What would you think if within Iraq Sunnis and Shi’a fought? Would this displease you? Would you be worried that in this or that area, while fighting for their lives, the local Arabs in, say, Anbar Province, somehow were — as Bush and Cheney direly warn us — to have time to create a little Al-Qaeda empire? Would it also have to fight the Shi’a, or would they give it a pass? Or would this new terrible terrorist training ground, that we are trying to avoid, be created rather in the territories where the Shi’a control?
But wait — don’t the Shi’a involved in terrorism already control an entire country, called Iran? Why would it be so very important to “stop the terrorists over there” [in Iraq] because “otherwise they will follow us over here” [in the United States], when they have already followed us over here? They need very little space in which to plan subway bombings — a flat in south London will do, or an apartment overlooking Prinsengracht, or in Alcala de Henares. No, the worry over Iraq becoming a “terrorist center” is absurd; they will all be fighting one another, and soaking up that money, that men, that materiel, that attention.

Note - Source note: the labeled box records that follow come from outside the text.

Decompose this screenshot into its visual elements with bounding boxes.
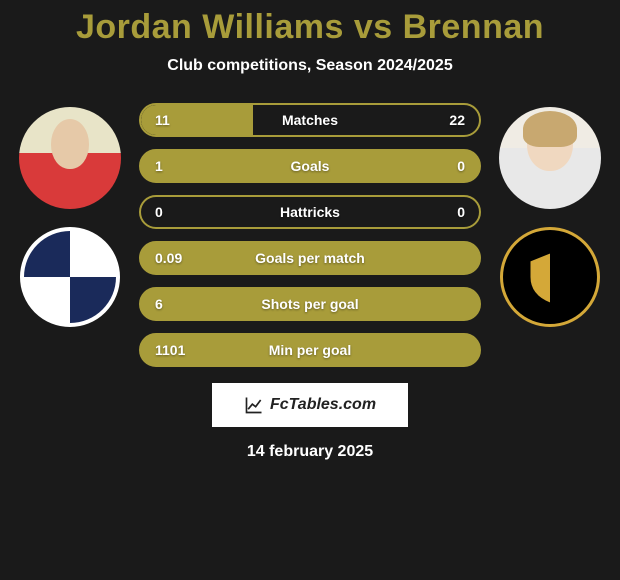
subtitle: Club competitions, Season 2024/2025	[167, 57, 452, 75]
stat-row: 1101Min per goal	[139, 333, 481, 367]
stat-label: Goals per match	[141, 250, 479, 266]
stat-right-value: 0	[457, 204, 465, 220]
page-title: Jordan Williams vs Brennan	[76, 8, 544, 47]
stats-list: 11Matches221Goals00Hattricks00.09Goals p…	[139, 103, 481, 367]
stat-row: 11Matches22	[139, 103, 481, 137]
stat-row: 1Goals0	[139, 149, 481, 183]
stat-label: Hattricks	[141, 204, 479, 220]
stat-row: 0Hattricks0	[139, 195, 481, 229]
comparison-card: Jordan Williams vs Brennan Club competit…	[0, 0, 620, 580]
player-left-club-logo	[20, 227, 120, 327]
club-logo-inner	[517, 244, 583, 310]
content-row: 11Matches221Goals00Hattricks00.09Goals p…	[0, 103, 620, 367]
date-text: 14 february 2025	[247, 443, 373, 461]
stat-right-value: 22	[449, 112, 465, 128]
left-column	[19, 103, 121, 327]
attribution-text: FcTables.com	[270, 396, 376, 414]
club-logo-inner	[24, 231, 116, 323]
stat-label: Goals	[141, 158, 479, 174]
shield-icon	[520, 247, 580, 307]
stat-label: Shots per goal	[141, 296, 479, 312]
chart-icon	[244, 395, 264, 415]
stat-right-value: 0	[457, 158, 465, 174]
right-column	[499, 103, 601, 327]
stat-row: 0.09Goals per match	[139, 241, 481, 275]
stat-row: 6Shots per goal	[139, 287, 481, 321]
attribution-badge: FcTables.com	[212, 383, 408, 427]
stat-label: Matches	[141, 112, 479, 128]
player-right-club-logo	[500, 227, 600, 327]
player-left-avatar	[19, 107, 121, 209]
player-right-avatar	[499, 107, 601, 209]
stat-label: Min per goal	[141, 342, 479, 358]
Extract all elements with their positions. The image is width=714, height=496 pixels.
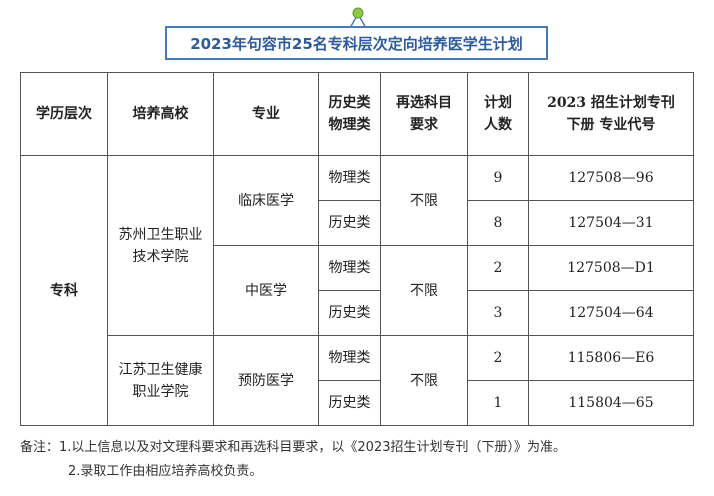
note-line-2: 2.录取工作由相应培养高校负责。 bbox=[68, 464, 263, 479]
notes: 备注：1.以上信息以及对文理科要求和再选科目要求，以《2023招生计划专刊（下册… bbox=[20, 436, 700, 484]
header-code: 2023 招生计划专刊 下册 专业代号 bbox=[528, 72, 694, 156]
code-cell: 127504—64 bbox=[528, 290, 694, 336]
count-cell: 9 bbox=[467, 155, 529, 201]
category-cell: 历史类 bbox=[318, 200, 381, 246]
level-cell: 专科 bbox=[20, 155, 108, 426]
category-cell: 物理类 bbox=[318, 335, 381, 381]
code-cell: 115804—65 bbox=[528, 380, 694, 426]
table-row: 中医学 物理类 不限 2 127508—D1 bbox=[21, 245, 694, 336]
pin-icon bbox=[349, 7, 367, 28]
table-row: 历史类 8 127504—31 bbox=[21, 200, 694, 246]
plan-table: 学历层次 培养高校 专业 历史类 物理类 再选科目 要求 计划 人数 2023 招生计… bbox=[20, 72, 694, 426]
reselect-cell: 不限 bbox=[380, 245, 468, 336]
school-cell: 苏州卫生职业 技术学院 bbox=[107, 155, 214, 336]
school-cell: 江苏卫生健康 职业学院 bbox=[107, 335, 214, 426]
major-cell: 预防医学 bbox=[213, 335, 319, 426]
header-level: 学历层次 bbox=[20, 72, 108, 156]
table-row: 历史类 1 115804—65 bbox=[21, 380, 694, 426]
count-cell: 2 bbox=[467, 245, 529, 291]
code-cell: 127508—D1 bbox=[528, 245, 694, 291]
category-cell: 历史类 bbox=[318, 380, 381, 426]
header-school: 培养高校 bbox=[107, 72, 214, 156]
major-cell: 中医学 bbox=[213, 245, 319, 336]
count-cell: 3 bbox=[467, 290, 529, 336]
count-cell: 2 bbox=[467, 335, 529, 381]
header-category: 历史类 物理类 bbox=[318, 72, 381, 156]
category-cell: 物理类 bbox=[318, 245, 381, 291]
table-row: 江苏卫生健康 职业学院 预防医学 物理类 不限 2 115806—E6 bbox=[21, 335, 694, 426]
note-line-1: 备注：1.以上信息以及对文理科要求和再选科目要求，以《2023招生计划专刊（下册… bbox=[20, 440, 566, 455]
major-cell: 临床医学 bbox=[213, 155, 319, 246]
code-cell: 127504—31 bbox=[528, 200, 694, 246]
category-cell: 历史类 bbox=[318, 290, 381, 336]
header-major: 专业 bbox=[213, 72, 319, 156]
title-banner: 2023年句容市25名专科层次定向培养医学生计划 bbox=[165, 7, 548, 60]
count-cell: 8 bbox=[467, 200, 529, 246]
table-row: 历史类 3 127504—64 bbox=[21, 290, 694, 336]
header-row: 学历层次 培养高校 专业 历史类 物理类 再选科目 要求 计划 人数 2023 招生计… bbox=[20, 72, 694, 156]
count-cell: 1 bbox=[467, 380, 529, 426]
category-cell: 物理类 bbox=[318, 155, 381, 201]
page-title: 2023年句容市25名专科层次定向培养医学生计划 bbox=[165, 26, 548, 60]
reselect-cell: 不限 bbox=[380, 335, 468, 426]
header-count: 计划 人数 bbox=[467, 72, 529, 156]
code-cell: 127508—96 bbox=[528, 155, 694, 201]
table-row: 专科 苏州卫生职业 技术学院 临床医学 物理类 不限 9 127508—96 bbox=[20, 155, 694, 426]
reselect-cell: 不限 bbox=[380, 155, 468, 246]
header-reselect: 再选科目 要求 bbox=[380, 72, 468, 156]
code-cell: 115806—E6 bbox=[528, 335, 694, 381]
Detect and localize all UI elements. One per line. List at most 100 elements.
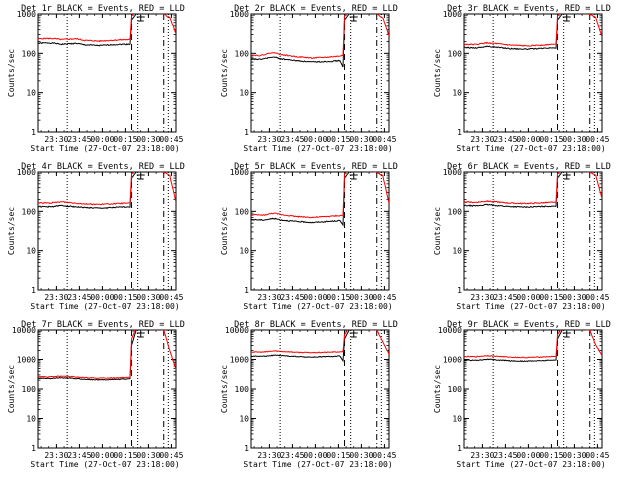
y-tick-label: 1000 [230, 356, 249, 365]
y-axis-label: Counts/sec [220, 49, 229, 97]
x-tick-label: 23:45 [280, 293, 304, 302]
y-axis-label: Counts/sec [7, 365, 16, 413]
y-tick-label: 10 [239, 247, 249, 256]
x-tick-label: 00:00 [90, 293, 114, 302]
x-tick-label: 00:30 [349, 135, 373, 144]
events-series-line [251, 330, 350, 363]
x-tick-label: 00:30 [136, 451, 160, 460]
x-tick-label: 00:45 [372, 293, 396, 302]
chart-panel-2: Det 2r BLACK = Events, RED = LLD 1 10 100 10… [220, 4, 398, 153]
x-tick-label: 00:30 [562, 135, 586, 144]
y-tick-label: 1 [244, 286, 249, 295]
chart-panel-1: Det 1r BLACK = Events, RED = LLD 1 10 100 10… [7, 4, 185, 153]
y-tick-label: 1 [457, 128, 462, 137]
lld-series-line [38, 330, 176, 380]
x-axis-label: Start Time (27-Oct-07 23:18:00) [30, 144, 179, 153]
x-tick-label: 00:15 [326, 135, 350, 144]
events-series-line [251, 14, 350, 68]
x-axis-label: Start Time (27-Oct-07 23:18:00) [243, 460, 392, 469]
plot-frame [250, 13, 390, 133]
y-tick-label: 100 [22, 385, 37, 394]
lld-series-line [251, 172, 389, 219]
x-tick-label: 00:15 [113, 293, 137, 302]
chart-panel-7: Det 7r BLACK = Events, RED = LLD 1 10 100 10… [7, 320, 185, 469]
y-axis-label: Counts/sec [220, 365, 229, 413]
y-tick-label: 10000 [438, 326, 462, 335]
y-tick-label: 1 [244, 444, 249, 453]
x-tick-label: 00:30 [562, 451, 586, 460]
y-tick-label: 1 [31, 286, 36, 295]
x-axis-label: Start Time (27-Oct-07 23:18:00) [30, 302, 179, 311]
x-tick-label: 00:00 [303, 135, 327, 144]
x-tick-label: 00:00 [516, 135, 540, 144]
y-tick-label: 1 [457, 286, 462, 295]
x-tick-label: 00:00 [303, 293, 327, 302]
x-axis-label: Start Time (27-Oct-07 23:18:00) [456, 460, 605, 469]
x-axis-label: Start Time (27-Oct-07 23:18:00) [243, 144, 392, 153]
plot-frame [250, 171, 390, 291]
x-tick-label: 23:45 [493, 293, 517, 302]
plot-frame [37, 329, 177, 449]
chart-panel-8: Det 8r BLACK = Events, RED = LLD 1 10 100 10… [220, 320, 398, 469]
chart-title: Det 9r BLACK = Events, RED = LLD [447, 320, 611, 330]
x-axis-label: Start Time (27-Oct-07 23:18:00) [243, 302, 392, 311]
y-axis-label: Counts/sec [433, 365, 442, 413]
y-axis-label: Counts/sec [433, 49, 442, 97]
lld-series-line [38, 172, 176, 206]
events-series-line [464, 172, 563, 209]
x-tick-label: 00:15 [326, 293, 350, 302]
x-tick-label: 00:00 [303, 451, 327, 460]
y-tick-label: 100 [22, 49, 37, 58]
y-axis-label: Counts/sec [7, 49, 16, 97]
y-tick-label: 1000 [443, 168, 462, 177]
x-tick-label: 00:45 [585, 135, 609, 144]
y-tick-label: 100 [448, 385, 463, 394]
x-tick-label: 23:30 [44, 451, 68, 460]
y-tick-label: 1 [31, 128, 36, 137]
lld-series-line [464, 14, 602, 47]
x-tick-label: 23:45 [67, 451, 91, 460]
x-tick-label: 00:15 [326, 451, 350, 460]
lld-series-line [464, 172, 602, 205]
events-series-line [251, 172, 350, 227]
chart-title: Det 6r BLACK = Events, RED = LLD [447, 162, 611, 172]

But the Administration can’t admit that. It is wedded to its “Iraq the Model” notion. Just the other day Cheney announced that “even if it had been known” that there were no weapons of mass destruction in Iraq, he would still have supported the invasion of Iraq. Why? In order to help one group of Muslims get out from under another group of Muslims? In order to ensure the transfer of power from the Sunnis to the Shi’a, which became inevitable as soon as the Sunni despotism of Saddam Hussein was undone?
Why?
The Iran-Iraq War was a good thing for Infidels. The proxy war in the Yemen between Nasser’s Egypt and Saudi Arabia was a good thing for Infidels. The threats to the assorted regimes in the Muslim world, which local despots usually manage to deflect outward toward Infidels (Israel, the United States, Great Britain, Denmark, the Pope, anyone or anything at all that smacks of the Infidels), when they are directed at the local regimes, with bombs going off, and security headaches everywhere, are a good thing — for us, for the Infidels, not for the locals.
And that’s all we should care about. Dividing, demoralizing, weakening the Camp of Islam. It can be done. In Iraq it requires only that we stop being there. In other places — such as with the so-called “Palestinians” — it requires only that we permanently shut off the Jizyah of foreign aid, and force them to go to their fellow Arabs for money, money that those fellow Arabs have so much of (ten trillion dollars since 1973). It requires that we force other Arab and Muslim states, similarly, to ask for handouts from Kuwait, the U.A.E., Saudi Arabia, Qatar — and whether the handouts are given, or not given, it doesn’t matter: resentments on both sides will grow and grow, just as in Iran many people are furious with the government for what they see as “wasting” Iran’s money, their money, on Hizballah and on the “Palestinians.”
Ethnic, sectarian, and economic divisions are there, waiting to be exploited. Waiting to be observed by Infidels who, especially in Western Europe, need the kind of spectacle such violence will provide. Do you know what is now going on in Abu Ghraib, since the Iraqis took over? Do you know how desperate the inmates are for the Americans to return? And do you know how the Shi’a militias will behave once the Americans are no longer around? Of course you do. And you don’t find yourself terribly anxious about this prospect, do you?
The Administration is obstinate and stupid, almost unhinged. It must be forced out of Iraq, coute que coute. It must not be allowed to deprive us, the inabitants of Infidel world, of the real fruits of our victory, the fruits that were made inevitable by the removal of Saddam Hussein and his regime — and the Administration must be persuaded somehow to stop trying to prevent what it should welcome.